Sur le long terme, j’ai la volonté de lancer, avec nos partenaires allemands et italiens, la réalisation d’un drone MALE entièrement européen à l’horizon 2025.
Sur le drone tactique de l’armée de terre, le processus sera également bouclé en 2015. C’est une nécessité, mais nous sommes obligés de passer par un appel d’offres. Nous avons souhaité une mise en œuvre dans les plus brefs délais, dès 2015, conformément à la loi de programmation militaire.
Toujours conformément à la loi de programmation militaire, nous avons décidé de lancer une coopération spécifique avec nos amis britanniques pour la définition du drone de combat futur. Nous avons programmé les financements nécessaires pour ce successeur lointain de l’avion de combat. C’est une vraie anticipation, mais c’est aussi un engagement pour l’avenir que nous prenons en liaison avec la Grande-Bretagne.

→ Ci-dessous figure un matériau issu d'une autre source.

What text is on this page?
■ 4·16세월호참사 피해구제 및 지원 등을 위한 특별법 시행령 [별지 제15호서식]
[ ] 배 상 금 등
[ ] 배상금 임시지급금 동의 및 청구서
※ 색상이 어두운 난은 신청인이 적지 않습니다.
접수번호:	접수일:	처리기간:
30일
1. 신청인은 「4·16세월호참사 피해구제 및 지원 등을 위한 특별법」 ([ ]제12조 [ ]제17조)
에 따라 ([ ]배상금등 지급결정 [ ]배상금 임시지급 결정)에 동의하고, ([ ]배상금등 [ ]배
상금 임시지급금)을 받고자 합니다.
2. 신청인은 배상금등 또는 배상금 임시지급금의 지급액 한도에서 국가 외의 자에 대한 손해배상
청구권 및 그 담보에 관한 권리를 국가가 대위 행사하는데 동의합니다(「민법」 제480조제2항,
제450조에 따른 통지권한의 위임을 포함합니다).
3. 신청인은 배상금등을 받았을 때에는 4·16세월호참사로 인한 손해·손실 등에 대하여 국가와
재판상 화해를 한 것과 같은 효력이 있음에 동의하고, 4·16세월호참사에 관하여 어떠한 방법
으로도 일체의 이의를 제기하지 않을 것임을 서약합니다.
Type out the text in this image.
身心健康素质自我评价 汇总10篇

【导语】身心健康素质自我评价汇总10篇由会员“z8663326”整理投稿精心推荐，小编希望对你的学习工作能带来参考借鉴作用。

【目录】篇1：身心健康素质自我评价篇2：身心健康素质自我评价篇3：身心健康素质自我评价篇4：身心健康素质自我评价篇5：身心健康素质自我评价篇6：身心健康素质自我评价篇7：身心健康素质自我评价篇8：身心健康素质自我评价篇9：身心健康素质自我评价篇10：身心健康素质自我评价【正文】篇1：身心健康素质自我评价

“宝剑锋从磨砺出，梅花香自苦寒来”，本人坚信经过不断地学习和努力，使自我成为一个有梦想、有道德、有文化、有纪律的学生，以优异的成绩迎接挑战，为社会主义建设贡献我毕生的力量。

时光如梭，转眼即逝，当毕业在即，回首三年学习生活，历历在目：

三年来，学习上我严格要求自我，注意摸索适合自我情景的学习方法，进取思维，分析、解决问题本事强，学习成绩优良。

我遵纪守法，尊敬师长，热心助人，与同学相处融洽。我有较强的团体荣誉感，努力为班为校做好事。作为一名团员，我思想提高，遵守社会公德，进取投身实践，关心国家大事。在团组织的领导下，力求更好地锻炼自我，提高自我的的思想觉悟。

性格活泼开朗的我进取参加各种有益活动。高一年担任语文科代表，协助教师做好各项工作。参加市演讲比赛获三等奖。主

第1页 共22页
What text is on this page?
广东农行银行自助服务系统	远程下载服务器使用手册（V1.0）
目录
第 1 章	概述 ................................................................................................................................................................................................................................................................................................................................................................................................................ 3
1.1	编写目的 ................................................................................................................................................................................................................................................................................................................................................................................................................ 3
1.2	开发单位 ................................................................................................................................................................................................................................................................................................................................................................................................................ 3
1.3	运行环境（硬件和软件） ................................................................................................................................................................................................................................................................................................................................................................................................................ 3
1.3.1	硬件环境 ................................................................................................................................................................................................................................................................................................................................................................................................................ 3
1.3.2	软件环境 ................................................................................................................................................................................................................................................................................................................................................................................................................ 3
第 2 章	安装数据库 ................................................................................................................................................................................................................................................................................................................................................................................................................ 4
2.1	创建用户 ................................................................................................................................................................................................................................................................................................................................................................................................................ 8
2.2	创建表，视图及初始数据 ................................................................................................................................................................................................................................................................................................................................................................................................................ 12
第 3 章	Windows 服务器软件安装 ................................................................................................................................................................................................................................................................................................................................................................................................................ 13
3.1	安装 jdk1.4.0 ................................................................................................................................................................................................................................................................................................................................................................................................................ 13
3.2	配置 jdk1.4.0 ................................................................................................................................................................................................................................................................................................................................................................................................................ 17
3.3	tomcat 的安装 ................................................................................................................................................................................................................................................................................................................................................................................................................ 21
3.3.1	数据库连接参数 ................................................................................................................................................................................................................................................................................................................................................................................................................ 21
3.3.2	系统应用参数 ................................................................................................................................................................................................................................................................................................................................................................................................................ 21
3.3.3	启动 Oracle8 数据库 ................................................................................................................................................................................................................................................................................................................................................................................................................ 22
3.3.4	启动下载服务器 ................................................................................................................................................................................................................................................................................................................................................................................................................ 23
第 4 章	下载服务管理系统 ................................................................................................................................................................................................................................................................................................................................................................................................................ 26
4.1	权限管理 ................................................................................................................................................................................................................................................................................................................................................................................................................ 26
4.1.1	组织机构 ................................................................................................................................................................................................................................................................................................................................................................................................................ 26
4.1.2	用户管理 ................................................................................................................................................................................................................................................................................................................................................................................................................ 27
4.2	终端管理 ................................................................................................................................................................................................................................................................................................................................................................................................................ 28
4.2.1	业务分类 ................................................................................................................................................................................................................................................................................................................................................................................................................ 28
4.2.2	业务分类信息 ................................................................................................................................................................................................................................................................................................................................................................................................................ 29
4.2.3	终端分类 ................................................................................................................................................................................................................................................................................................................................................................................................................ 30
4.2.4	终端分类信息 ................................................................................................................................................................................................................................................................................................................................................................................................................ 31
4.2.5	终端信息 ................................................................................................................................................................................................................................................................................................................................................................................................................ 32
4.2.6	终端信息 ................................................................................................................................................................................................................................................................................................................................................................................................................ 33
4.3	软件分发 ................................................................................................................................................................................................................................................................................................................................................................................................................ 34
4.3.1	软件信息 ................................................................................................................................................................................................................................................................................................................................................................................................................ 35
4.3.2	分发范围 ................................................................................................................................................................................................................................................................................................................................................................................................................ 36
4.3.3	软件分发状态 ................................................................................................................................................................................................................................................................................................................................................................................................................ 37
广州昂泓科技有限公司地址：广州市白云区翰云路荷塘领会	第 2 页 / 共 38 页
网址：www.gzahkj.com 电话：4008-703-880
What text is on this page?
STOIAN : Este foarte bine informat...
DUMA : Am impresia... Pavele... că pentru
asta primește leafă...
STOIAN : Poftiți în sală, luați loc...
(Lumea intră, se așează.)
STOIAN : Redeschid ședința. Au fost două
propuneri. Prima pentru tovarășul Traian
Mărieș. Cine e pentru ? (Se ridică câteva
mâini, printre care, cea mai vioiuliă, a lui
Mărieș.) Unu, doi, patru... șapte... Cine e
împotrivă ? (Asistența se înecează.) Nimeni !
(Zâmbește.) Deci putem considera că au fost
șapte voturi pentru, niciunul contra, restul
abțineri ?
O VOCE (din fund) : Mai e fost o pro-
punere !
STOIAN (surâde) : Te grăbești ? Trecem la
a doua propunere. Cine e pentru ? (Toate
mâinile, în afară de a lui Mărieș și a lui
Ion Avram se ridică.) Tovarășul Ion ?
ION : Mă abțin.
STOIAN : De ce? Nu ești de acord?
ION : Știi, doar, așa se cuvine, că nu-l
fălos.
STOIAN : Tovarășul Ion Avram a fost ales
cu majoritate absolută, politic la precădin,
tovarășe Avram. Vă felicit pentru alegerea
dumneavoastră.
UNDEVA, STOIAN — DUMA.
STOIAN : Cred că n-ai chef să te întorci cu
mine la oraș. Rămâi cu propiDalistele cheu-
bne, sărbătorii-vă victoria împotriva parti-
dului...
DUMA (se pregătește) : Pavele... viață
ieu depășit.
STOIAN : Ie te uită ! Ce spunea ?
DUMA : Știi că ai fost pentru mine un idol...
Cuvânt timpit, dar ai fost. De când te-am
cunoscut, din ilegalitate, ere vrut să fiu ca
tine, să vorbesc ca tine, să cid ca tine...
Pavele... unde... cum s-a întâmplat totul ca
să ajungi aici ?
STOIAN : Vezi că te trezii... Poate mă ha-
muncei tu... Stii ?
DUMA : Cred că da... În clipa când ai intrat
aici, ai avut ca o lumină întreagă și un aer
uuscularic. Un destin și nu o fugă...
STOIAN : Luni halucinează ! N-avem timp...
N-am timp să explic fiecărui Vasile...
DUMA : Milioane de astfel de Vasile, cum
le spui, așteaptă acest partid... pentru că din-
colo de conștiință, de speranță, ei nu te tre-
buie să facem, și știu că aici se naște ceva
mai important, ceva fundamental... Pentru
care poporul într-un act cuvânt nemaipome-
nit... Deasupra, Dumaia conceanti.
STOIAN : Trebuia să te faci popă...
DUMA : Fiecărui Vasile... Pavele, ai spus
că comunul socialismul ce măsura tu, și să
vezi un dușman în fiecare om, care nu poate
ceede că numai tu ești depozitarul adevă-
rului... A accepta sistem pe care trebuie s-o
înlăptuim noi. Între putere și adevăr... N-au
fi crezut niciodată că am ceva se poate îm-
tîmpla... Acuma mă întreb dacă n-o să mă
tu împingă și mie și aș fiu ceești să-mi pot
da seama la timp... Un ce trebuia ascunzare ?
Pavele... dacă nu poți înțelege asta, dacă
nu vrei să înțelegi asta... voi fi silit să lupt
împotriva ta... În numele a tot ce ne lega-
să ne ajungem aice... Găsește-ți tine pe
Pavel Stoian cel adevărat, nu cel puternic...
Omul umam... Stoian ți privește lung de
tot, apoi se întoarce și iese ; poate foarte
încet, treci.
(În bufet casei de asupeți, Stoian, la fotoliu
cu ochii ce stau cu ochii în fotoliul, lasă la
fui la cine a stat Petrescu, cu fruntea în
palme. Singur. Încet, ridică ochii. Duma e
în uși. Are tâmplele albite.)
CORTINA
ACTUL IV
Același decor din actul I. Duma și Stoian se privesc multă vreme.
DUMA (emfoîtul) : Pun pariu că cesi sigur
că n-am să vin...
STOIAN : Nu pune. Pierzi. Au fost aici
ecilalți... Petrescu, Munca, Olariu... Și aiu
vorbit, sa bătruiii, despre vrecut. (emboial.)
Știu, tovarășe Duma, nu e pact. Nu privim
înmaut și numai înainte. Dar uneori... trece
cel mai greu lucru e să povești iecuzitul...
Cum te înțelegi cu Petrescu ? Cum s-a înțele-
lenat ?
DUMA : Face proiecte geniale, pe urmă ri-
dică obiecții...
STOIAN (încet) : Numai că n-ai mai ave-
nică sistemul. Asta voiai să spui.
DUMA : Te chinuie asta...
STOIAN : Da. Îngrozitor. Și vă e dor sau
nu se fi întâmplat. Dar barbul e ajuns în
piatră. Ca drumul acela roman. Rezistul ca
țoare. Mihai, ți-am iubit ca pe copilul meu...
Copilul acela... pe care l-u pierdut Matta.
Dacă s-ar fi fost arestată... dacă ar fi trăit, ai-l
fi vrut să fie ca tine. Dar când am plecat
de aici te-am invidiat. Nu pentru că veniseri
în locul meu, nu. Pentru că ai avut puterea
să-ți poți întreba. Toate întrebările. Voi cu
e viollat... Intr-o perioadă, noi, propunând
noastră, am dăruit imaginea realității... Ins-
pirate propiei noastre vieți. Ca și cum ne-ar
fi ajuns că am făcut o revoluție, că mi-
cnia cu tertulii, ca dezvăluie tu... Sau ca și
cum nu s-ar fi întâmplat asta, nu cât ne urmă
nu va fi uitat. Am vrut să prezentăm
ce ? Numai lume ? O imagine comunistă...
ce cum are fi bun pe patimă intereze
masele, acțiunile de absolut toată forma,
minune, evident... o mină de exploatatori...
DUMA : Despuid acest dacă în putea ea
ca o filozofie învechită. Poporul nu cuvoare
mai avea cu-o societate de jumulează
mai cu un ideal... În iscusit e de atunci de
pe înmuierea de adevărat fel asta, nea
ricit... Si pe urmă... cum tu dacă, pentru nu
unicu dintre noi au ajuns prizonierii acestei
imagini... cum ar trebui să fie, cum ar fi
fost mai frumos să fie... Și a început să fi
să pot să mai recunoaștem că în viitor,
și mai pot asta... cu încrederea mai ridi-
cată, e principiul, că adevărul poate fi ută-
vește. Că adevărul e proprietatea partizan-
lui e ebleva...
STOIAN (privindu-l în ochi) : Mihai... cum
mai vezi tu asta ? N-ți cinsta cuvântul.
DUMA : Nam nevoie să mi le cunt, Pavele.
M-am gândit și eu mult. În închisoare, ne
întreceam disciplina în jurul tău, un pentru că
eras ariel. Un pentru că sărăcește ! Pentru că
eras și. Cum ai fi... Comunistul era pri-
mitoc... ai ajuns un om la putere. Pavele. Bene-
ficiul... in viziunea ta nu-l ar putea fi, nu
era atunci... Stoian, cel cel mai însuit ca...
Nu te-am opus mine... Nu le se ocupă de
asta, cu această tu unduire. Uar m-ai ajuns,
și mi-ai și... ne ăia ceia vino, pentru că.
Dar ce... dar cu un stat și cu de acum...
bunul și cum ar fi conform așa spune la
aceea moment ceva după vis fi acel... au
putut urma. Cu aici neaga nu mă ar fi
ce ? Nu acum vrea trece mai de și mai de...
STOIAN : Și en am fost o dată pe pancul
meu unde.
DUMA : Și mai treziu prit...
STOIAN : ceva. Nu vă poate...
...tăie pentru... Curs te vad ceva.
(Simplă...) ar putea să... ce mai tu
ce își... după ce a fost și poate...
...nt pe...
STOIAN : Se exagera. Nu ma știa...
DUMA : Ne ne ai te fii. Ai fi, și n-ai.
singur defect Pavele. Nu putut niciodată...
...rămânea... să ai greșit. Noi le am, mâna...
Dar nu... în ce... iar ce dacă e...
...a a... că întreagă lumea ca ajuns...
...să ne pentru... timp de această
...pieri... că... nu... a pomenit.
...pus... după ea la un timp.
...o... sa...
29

Vous m’avez interrogé sur le calendrier et la méthode des prochaines restructurations. À cet égard, ma méthode est celle du pragmatisme et non celle du dogmatisme. La question n’est donc pas de savoir s’il faut privilégier les dissolutions ou l’échenillage. Il ne s’agit pas non plus de dissoudre les unes après les autres des formations opérationnelles pour faire du chiffre dans une logique financière visant exclusivement la réduction de la masse salariale ; il s’agit de conduire une réflexion de fond, tenant compte de toutes les contraintes, opérationnelles et budgétaires au premier chef, pour garantir in fine la tenue des contrats opérationnels.
Le choix des restructurations prend du temps. Se déterminer trop vite risque de nous engager prématurément dans des décisions que nous regretterions ou même que nous ne pourrions mettre en œuvre le moment venu.
L’expérience de ces deux dernières années me montre qu’il faut peser très précisément tous ces choix. Ainsi, alors qu’il était initialement prévu de fermer la base de Luxeuil, nous y avons d’abord maintenu l’escadron de Mirages 2000-5, parce que c’était indispensable, puis nous avons décidé d’installer, en 2015, l’unité d’instruction Mirages 2000.
Il convient donc d’étudier avec la plus grande attention les mesures de restructuration. Je souhaite aboutir à un plan d’ensemble rapidement, mais je ne veux pas anticiper, pour éviter les malentendus ou les choix inopportuns. Dans ces conditions, je prends le temps nécessaire pour finaliser les études, en sachant que chacun est pressé de connaître le plan général ; j’espère pouvoir y parvenir rapidement.
M. del Picchia m’a interrogé sur le logiciel Louvois.
D’une part, je n’ai jamais polémiqué sur ce dossier et ne le ferai jamais.